Some other small ecosystems can also earn higher yields, and can simultaneously earn ecosystem or protocol points (airdrop expectations), such as Shadow on Sonic, Kyo on Soneium, and Echelon on Aptos, which have been recommended before, so I won't go into details here.
In addition, the stablecoin project Falcon under DWF can also earn higher yields, but access requires an application to the whitelist, for details see How Falcon Finance Achieves High Yields with 22.6% APY, Backed by DWF Partners.
Pendle Zone
First, let's talk about fixed income. The real-time ranking of PT yield rates in the major ecosystems (Ethereum mainnet, Base, Arbitrum, BNB Chain) on Pendle is as follows.
This weekend (March 23), the third season of Ethena airdrop will end, and users who previously invested in USDe and sUSDe in the form of YT and LP are expected to see the "harvest" results soon, and then consider whether to participate in the fourth season based on the actual earnings.
If you are willing to invest your assets in a small-scale ecosystem, forming an LP in the Sonic aUSDC pool can achieve a maximum APY of 20.24% (requires staking PENDLE, without staking the APY is 9.495%), and you can also earn 10x Soinc, which I personally think is the most mindless and relatively efficient way to participate in the Sonic ecosystem at the moment.
Other Opportunities
Let's continue talking about Sonic (and by the way, please fill in an invitation code: OO5ZUD), in my opinion, this has already become one of the most diverse DeFi ecosystems at the moment, with different participation strategies suitable for different risk appetites.
For example, since lending protocols like Silo have started to support some Pendle PTs as collateral, this has brought more recycling lending opportunities for users, thereby achieving higher yields and faster point accumulation.
For example, the recycling lending strategy recommended by @defi_mago: deposit USDC into Rings to exchange for scUSD ➡️ pledge scUSD to exchange for stkscUSD ➡️ pledge stkscUSD again to exchange for wstkscUSD ➡️ exchange wstkscUSD for wstkscUSD PT on Pendle ➡️ pledge wstkscUSD PT as collateral on Silo and borrow USDC ➡️ repeat the cycle, achieving 117% APY (directly citing @defi_mago's data, not personally tested) + multiple points...
Except for DeFi players who are more professional and diligent in monitoring their positions, I personally don't recommend ordinary players to repeat this strategy, as the lengthening of the path and the increase in leverage will inevitably introduce additional risks.
In addition, let's look back at the Noble we mentioned before. Due to the enthusiasm of users to deposit in the points pool, the yield-enhanced pool (Boosted Yield Vault) has already risen to 17.2% (the profits in the points pool cannot be earned, and are transferred to the yield pool)... I personally think it's worth considering diversifying the deposit, both wanting and wanting.
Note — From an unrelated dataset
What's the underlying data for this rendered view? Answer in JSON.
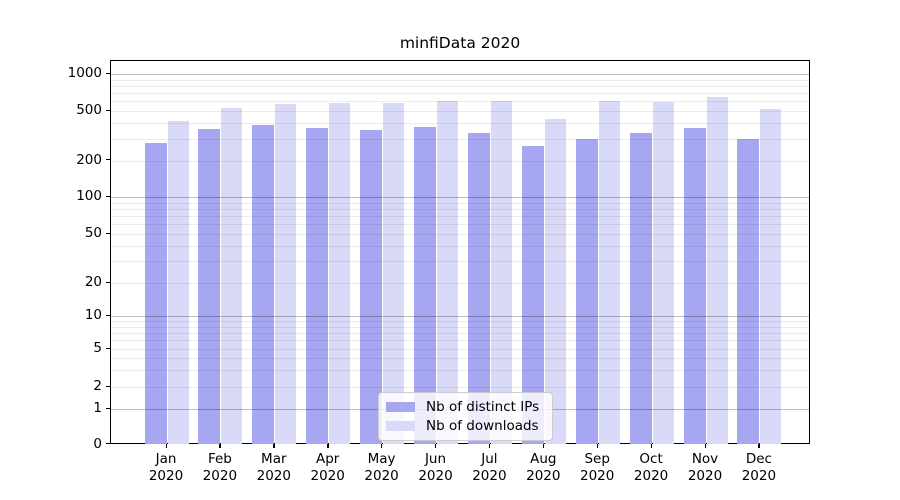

The highlight of this issue is that the derivatives trading protocol Vest launched its points program last week - Vest recently completed a $5 million financing, with investors including BlackRock and Jane Street Group, which is worth looking forward to in the future.
Currently, directly depositing stablecoins into the LP on Vest can earn around 15% APY, and you can also participate in mining points at the first time.
You must have heard about the incident of the whale dumping HLP last week... The founder of Vest explained how to avoid such situations, and you can consider participating based on your own judgment.
Finally, to reiterate, systemic risks in DeFi can never be completely eliminated, so please take your own risks and DYOR.